Thursday 13 December 2012

Three Lessons for SMB Market Success

By:  Vinod Harith

We deal a lot with SMBs (apart from being one ourselves) and spend significant time and effort in making their businesses successful. The many years we have worked closely on delivering marketing and sales programs for them has given us a fair deal of insight on the magic formula that can deliver market success for SMBs. If we peeled off the several layers of complexity thrown up by market factors and other stuff we can’t fully control, there are three rules that can ensure SMBs achieve market success, no matter whether you do it yourself or you outsource your go to market.


1. Clarity of outcomes: Decide what you want. Is your priority building a channel, acquiring trial customers, increasing walk-ins or improving sales? All of the above, unfortunately, is not an option. Many SMBs spread themselves thin by going after multiple objectives, often emulating marketing programs or strategies of larger peers. What we have found to work: focus on one or two key objectives that you can afford to invest time and resources on, govern closely and achieve ROI. Ideally start with the low hanging fruit - choose your most potential markets, most effective channels and easy to market services and not the other way around. Lesson: Dig deep, not wide.



2. Patience: This is easily one of the top reasons for market failure given that most entrepreneurs are typical type 'A's: aggressive and impatient for success. Most worthy go to market efforts are marred by frequent changes in strategy, people, moving off goal posts and more importantly 'pulling the plug' off marketing due to inability to sustain investments. What we have found to work: don't start a program unless you have the patience, intent and funds to sustain a minimum of six months of marketing effort. Lesson: if you keep pulling off the plants to see if the roots are growing, you're never going to have a garden.

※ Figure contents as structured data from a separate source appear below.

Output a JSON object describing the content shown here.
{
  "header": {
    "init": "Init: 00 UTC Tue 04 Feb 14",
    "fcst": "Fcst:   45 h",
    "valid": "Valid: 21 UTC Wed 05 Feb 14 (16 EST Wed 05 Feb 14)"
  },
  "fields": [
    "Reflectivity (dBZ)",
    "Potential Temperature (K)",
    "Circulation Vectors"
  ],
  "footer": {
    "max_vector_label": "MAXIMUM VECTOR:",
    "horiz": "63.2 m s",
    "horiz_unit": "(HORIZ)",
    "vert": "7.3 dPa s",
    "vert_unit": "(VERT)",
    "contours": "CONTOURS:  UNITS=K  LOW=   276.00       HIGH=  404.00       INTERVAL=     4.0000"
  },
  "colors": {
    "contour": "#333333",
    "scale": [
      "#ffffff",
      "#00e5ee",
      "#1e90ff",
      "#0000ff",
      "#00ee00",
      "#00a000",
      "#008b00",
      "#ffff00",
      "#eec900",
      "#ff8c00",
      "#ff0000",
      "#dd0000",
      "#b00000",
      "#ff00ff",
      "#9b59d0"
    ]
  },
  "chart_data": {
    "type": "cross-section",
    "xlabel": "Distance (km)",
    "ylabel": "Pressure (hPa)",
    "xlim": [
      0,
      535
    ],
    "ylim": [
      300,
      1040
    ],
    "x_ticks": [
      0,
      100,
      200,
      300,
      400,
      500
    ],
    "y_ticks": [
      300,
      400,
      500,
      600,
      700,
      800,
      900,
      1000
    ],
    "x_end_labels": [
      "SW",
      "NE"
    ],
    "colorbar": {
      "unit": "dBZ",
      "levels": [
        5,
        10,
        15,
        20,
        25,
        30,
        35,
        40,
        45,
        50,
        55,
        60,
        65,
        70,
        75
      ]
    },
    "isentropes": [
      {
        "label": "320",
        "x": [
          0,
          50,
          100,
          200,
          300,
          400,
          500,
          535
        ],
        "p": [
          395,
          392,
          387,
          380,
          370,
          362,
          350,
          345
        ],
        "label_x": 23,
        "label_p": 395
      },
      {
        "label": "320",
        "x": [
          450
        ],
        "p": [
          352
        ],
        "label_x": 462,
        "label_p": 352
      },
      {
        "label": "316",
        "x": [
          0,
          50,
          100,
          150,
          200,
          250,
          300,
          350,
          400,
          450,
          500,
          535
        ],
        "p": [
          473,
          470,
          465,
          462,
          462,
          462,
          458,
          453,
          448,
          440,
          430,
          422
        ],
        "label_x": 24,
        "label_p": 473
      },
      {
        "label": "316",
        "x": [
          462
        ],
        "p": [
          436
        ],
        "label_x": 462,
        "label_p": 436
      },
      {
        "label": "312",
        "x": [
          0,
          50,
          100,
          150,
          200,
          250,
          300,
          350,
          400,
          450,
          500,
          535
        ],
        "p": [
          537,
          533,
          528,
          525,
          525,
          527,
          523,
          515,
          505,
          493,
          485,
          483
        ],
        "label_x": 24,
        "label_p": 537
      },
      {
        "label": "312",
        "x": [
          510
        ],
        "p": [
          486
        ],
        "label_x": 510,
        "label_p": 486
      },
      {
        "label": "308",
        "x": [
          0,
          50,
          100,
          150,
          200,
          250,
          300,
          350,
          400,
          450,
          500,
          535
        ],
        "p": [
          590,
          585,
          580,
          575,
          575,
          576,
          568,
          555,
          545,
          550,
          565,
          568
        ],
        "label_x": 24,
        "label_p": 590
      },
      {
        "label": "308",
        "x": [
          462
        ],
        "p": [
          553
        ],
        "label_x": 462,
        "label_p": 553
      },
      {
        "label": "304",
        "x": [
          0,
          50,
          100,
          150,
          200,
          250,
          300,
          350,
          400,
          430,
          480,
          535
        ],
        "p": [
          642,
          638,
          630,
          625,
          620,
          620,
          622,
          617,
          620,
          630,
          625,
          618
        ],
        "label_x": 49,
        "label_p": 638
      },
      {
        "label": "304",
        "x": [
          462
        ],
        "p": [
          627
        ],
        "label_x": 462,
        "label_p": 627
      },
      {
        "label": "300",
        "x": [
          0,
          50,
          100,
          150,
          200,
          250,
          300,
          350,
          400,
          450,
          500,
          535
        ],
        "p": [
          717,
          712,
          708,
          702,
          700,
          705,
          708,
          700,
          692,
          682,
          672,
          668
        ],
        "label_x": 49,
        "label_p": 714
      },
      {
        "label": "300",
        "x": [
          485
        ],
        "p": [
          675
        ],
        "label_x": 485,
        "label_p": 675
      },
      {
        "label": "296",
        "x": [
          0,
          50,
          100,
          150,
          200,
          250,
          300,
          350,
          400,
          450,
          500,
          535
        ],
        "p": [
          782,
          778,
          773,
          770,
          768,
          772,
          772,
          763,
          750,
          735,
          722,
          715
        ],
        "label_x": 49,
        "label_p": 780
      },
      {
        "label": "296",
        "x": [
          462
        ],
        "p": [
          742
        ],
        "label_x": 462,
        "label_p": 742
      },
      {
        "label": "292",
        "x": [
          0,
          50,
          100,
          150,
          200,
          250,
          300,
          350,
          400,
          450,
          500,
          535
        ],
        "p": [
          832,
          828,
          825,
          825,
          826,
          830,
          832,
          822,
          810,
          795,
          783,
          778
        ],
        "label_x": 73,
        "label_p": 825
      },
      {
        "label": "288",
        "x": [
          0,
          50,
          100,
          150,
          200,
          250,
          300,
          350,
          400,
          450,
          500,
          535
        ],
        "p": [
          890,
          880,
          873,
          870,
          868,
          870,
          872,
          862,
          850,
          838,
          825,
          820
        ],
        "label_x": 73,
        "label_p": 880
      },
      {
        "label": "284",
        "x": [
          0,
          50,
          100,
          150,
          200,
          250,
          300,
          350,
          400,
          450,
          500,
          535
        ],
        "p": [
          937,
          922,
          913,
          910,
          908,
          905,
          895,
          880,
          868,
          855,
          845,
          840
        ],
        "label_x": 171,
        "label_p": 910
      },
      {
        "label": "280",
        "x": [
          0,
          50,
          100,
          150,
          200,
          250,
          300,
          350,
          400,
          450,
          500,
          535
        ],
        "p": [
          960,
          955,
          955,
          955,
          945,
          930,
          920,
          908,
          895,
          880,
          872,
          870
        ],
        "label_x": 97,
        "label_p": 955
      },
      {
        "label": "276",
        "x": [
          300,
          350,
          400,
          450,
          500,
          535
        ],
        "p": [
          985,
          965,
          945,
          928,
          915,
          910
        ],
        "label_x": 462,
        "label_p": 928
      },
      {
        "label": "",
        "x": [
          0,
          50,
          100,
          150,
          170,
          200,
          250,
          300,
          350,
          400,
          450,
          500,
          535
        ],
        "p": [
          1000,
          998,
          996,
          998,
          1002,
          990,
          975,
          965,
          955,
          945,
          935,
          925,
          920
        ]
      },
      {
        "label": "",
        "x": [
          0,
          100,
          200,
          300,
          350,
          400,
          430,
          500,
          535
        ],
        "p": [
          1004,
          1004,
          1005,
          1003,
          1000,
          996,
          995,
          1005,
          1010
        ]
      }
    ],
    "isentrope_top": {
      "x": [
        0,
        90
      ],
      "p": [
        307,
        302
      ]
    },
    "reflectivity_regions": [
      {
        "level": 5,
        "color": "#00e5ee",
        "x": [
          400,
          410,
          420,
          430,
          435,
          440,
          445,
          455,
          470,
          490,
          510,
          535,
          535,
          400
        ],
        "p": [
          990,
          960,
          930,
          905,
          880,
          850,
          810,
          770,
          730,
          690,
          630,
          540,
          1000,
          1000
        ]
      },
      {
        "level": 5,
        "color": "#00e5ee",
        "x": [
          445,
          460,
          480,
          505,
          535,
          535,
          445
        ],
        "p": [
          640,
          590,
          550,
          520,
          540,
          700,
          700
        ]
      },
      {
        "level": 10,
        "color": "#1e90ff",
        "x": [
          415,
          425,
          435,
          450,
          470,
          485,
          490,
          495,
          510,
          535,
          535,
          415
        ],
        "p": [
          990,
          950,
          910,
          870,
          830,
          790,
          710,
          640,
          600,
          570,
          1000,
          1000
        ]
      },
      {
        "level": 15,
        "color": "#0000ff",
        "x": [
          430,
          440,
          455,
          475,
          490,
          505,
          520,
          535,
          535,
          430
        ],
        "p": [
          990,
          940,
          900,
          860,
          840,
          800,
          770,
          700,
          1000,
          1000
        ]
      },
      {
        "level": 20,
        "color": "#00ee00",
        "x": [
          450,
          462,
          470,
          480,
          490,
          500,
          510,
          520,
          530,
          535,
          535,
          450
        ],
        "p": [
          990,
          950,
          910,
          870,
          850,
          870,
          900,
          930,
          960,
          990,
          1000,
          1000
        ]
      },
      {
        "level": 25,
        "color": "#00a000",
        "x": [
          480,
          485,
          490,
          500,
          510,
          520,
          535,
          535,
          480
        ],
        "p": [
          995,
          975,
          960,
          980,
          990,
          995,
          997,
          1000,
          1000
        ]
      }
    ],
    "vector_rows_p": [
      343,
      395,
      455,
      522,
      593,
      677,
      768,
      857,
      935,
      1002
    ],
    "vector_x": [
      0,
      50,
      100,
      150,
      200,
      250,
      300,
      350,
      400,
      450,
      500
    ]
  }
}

3. Screw theory and learn from others: Most entrepreneurs try to learn from peers and believe what worked for others will work for their businesses. Unfortunately, life is not so simple. Every go to market effort is unique, especially in the current dynamic market context. Be willing to make mistakes, experiment with new ideas and innovate in the marketplace. Past experiences are at best data points and not the Holy Grail. What we have found to work: You need the agility to learn from the market and make dynamic course corrections as you go along. Lesson: Its the rolling stone that gathers no moss.